Extend Pandas DataFrame with custom functions and attributes

May 5, 2015 07:34 · 175 words · 1 minute read

At Quantego.com we love working with Pandas Dataframes. We use them to store and analyze results from simulation runs. On top of our data matrix and a multi-level index we also need to accommodate custom plotting functions and attributes from the previous simulation run.

Subclassing pandas.DataFrame for this task was a no-brainer. The new version 0.16.1 (to be released in the next days) includes some fixes to make working with subclasses of complex data-frames (DF) easier. Here an example of what can be done. First define two new classes for pandas.Series (single col DF) and pandas.DataFrame . You can define new functions or attributes, as needed.

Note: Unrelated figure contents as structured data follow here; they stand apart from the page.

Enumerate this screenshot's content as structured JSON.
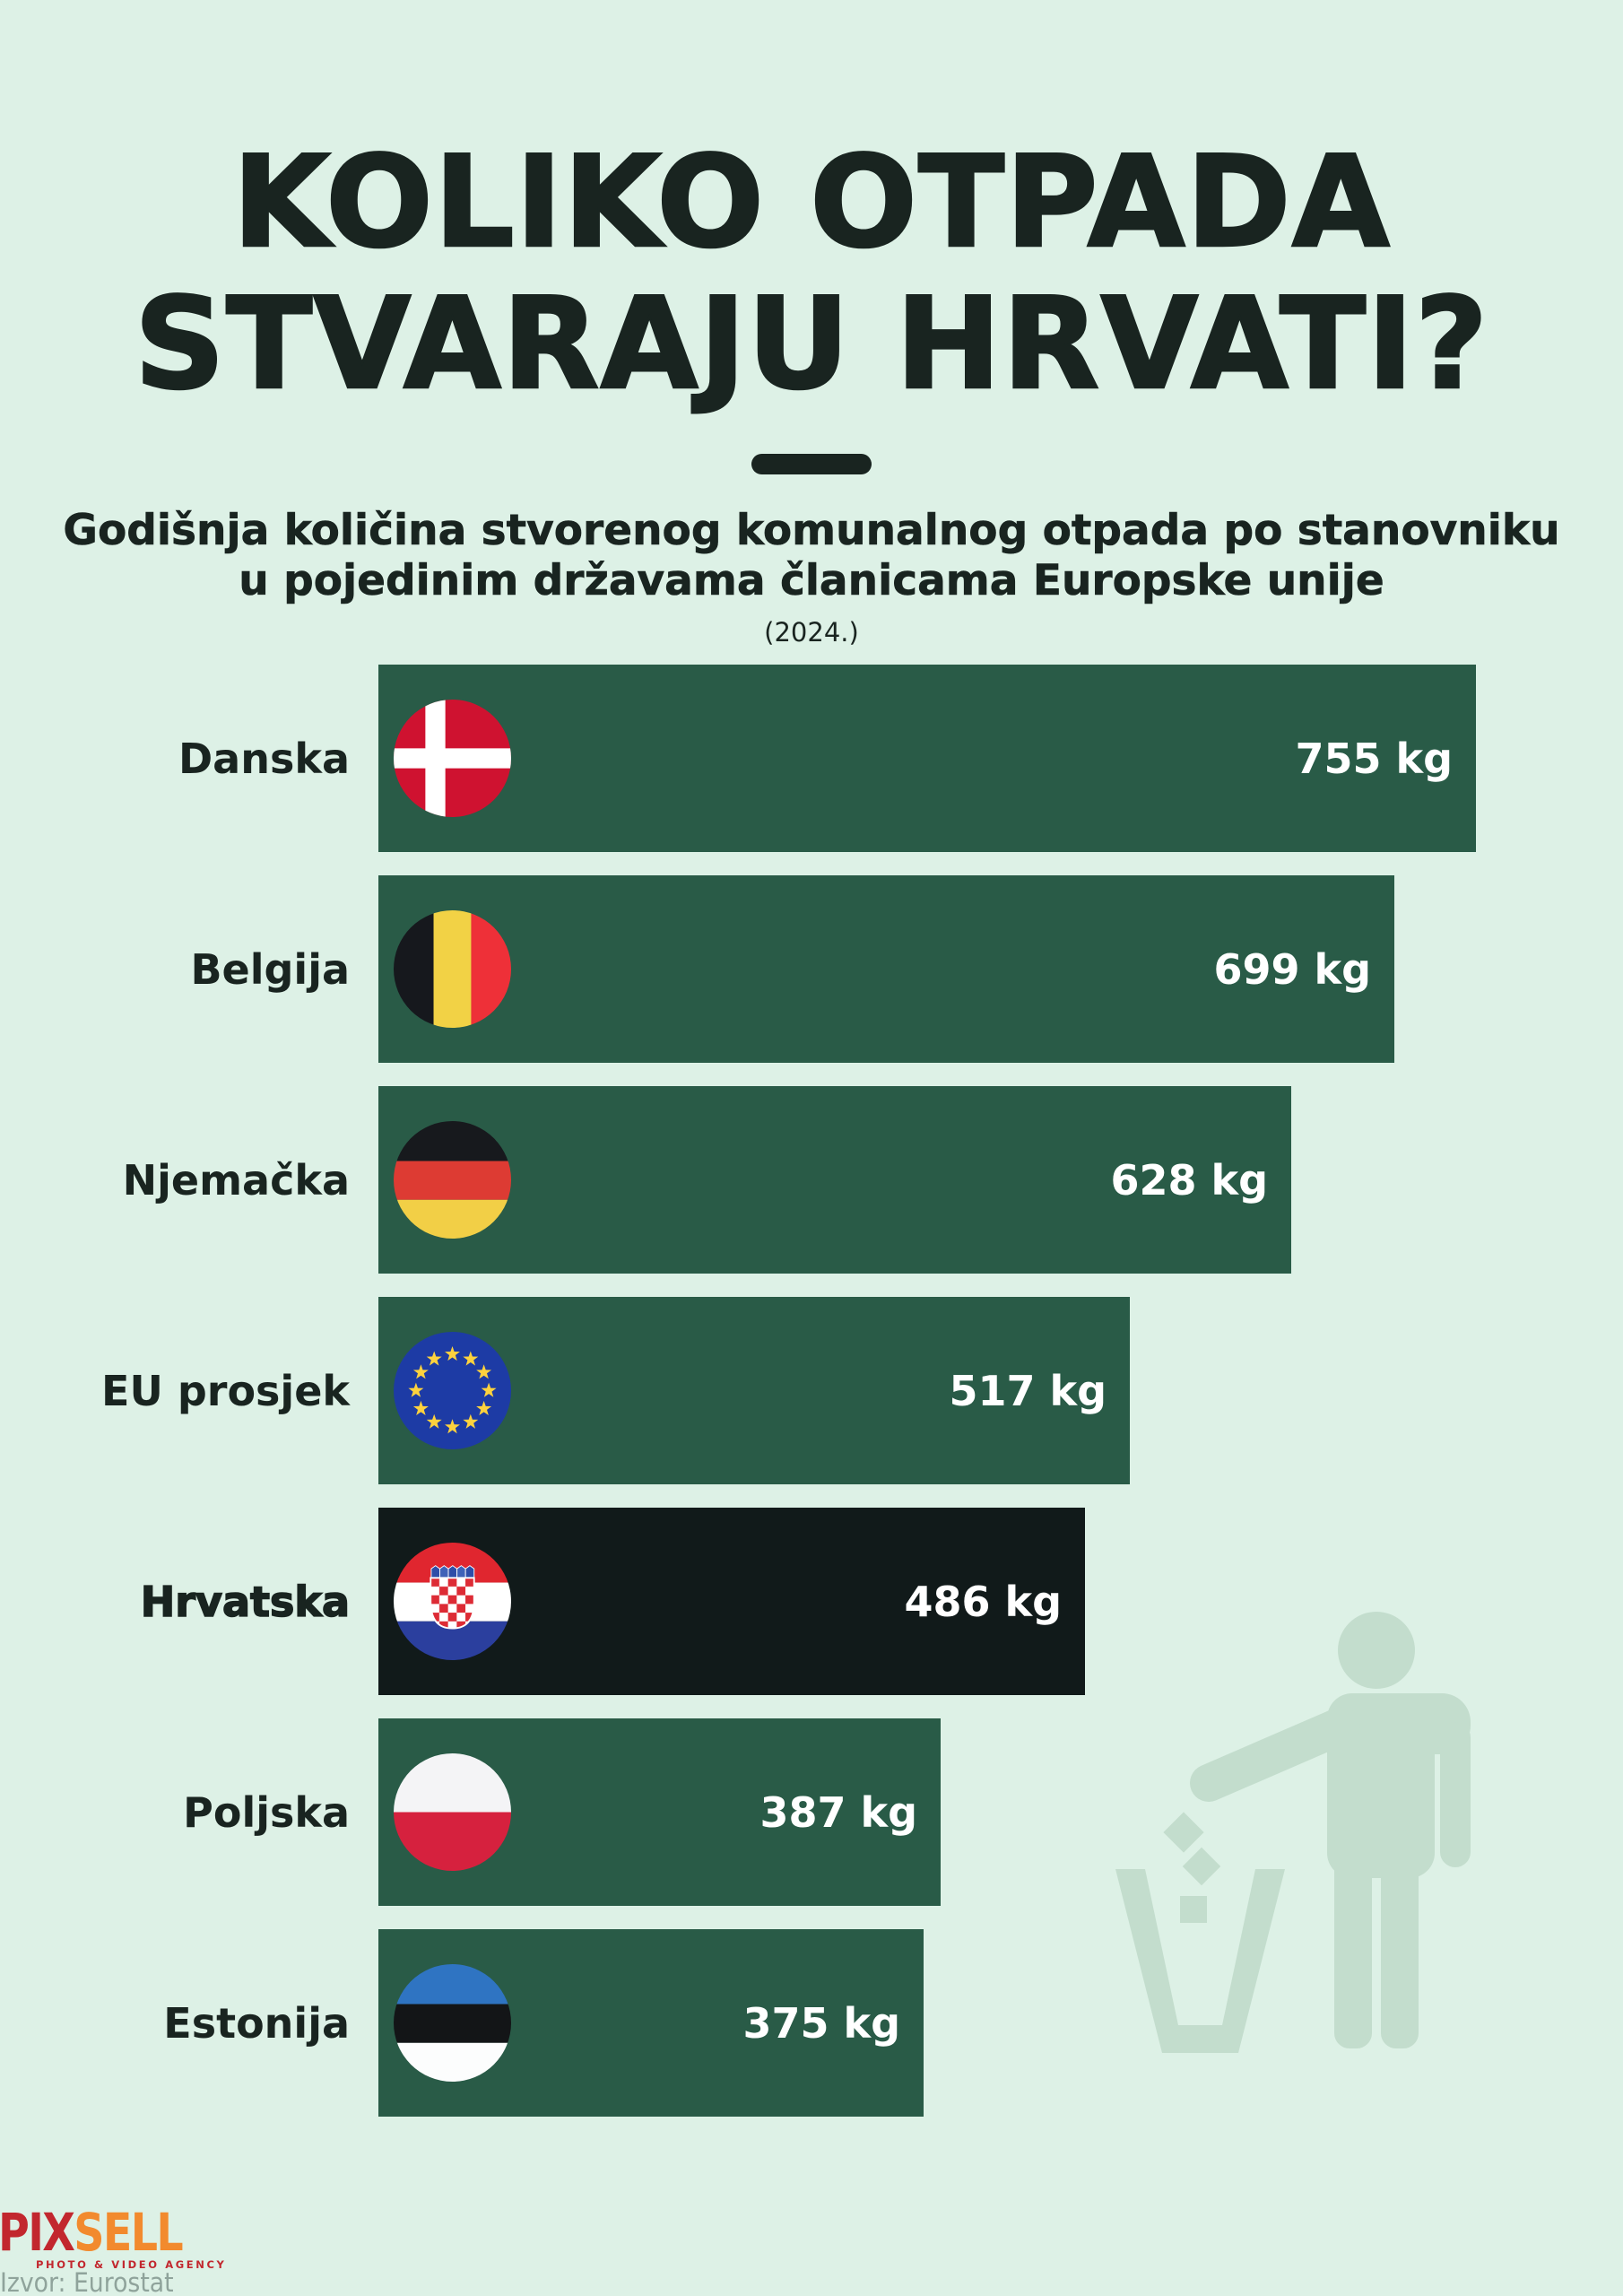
{
  "title": {
    "line1": "KOLIKO OTPADA",
    "line2": "STVARAJU HRVATI?"
  },
  "subtitle": {
    "line1": "Godišnja količina stvorenog komunalnog otpada po stanovniku",
    "line2": "u pojedinim državama članicama Europske unije"
  },
  "year_note": "(2024.)",
  "chart_data": {
    "type": "bar",
    "orientation": "horizontal",
    "title": "Godišnja količina stvorenog komunalnog otpada po stanovniku u pojedinim državama članicama Europske unije (2024.)",
    "unit": "kg",
    "categories": [
      "Danska",
      "Belgija",
      "Njemačka",
      "EU prosjek",
      "Hrvatska",
      "Poljska",
      "Estonija"
    ],
    "values": [
      755,
      699,
      628,
      517,
      486,
      387,
      375
    ],
    "value_labels": [
      "755 kg",
      "699 kg",
      "628 kg",
      "517 kg",
      "486 kg",
      "387 kg",
      "375 kg"
    ],
    "flags": [
      "denmark",
      "belgium",
      "germany",
      "eu",
      "croatia",
      "poland",
      "estonia"
    ],
    "highlight_index": 4,
    "highlight_category": "Hrvatska",
    "xlim": [
      0,
      755
    ],
    "grid": false,
    "legend": "none",
    "bar_color": "#295b47",
    "highlight_bar_color": "#111a1a",
    "value_text_color": "#ffffff"
  },
  "colors": {
    "background": "#ddf1e6",
    "text_dark": "#192420",
    "bar_green": "#295b47",
    "bar_black": "#111a1a",
    "silhouette_green": "#c3ddcd",
    "pixsell_red": "#c2272e",
    "pixsell_orange": "#f28a2e",
    "source_gray": "#8fa39b"
  },
  "footer": {
    "logo_pix": "PIX",
    "logo_sell": "SELL",
    "logo_tagline": "PHOTO & VIDEO AGENCY",
    "source": "Izvor: Eurostat"
  },
  "decor": {
    "illustration": "person-throwing-trash-in-bin"
  }
}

class CustomSeries(pandas.Series):
    def _constructor(self):
        return CustomSeries

    def custom_series_function(self):
        return 'OK'

class CustomDataFrame(pandas.DataFrame):
    "My custom dataframe"
    def __init__(self, *args, **kw):
        super(CustomDataFrame, self).__init__(*args, **kw)

    def _constructor(self):
        return CustomDataFrame

    _constructor_sliced = CustomSeries

    def custom_frame_function(self):
        return 'OK'

Notice _constructor  and _constructor_sliced . They make sure you get the correct class back, when slicing the DF.

Via self  you have convenient access to all Pandas functions and can even roll your own.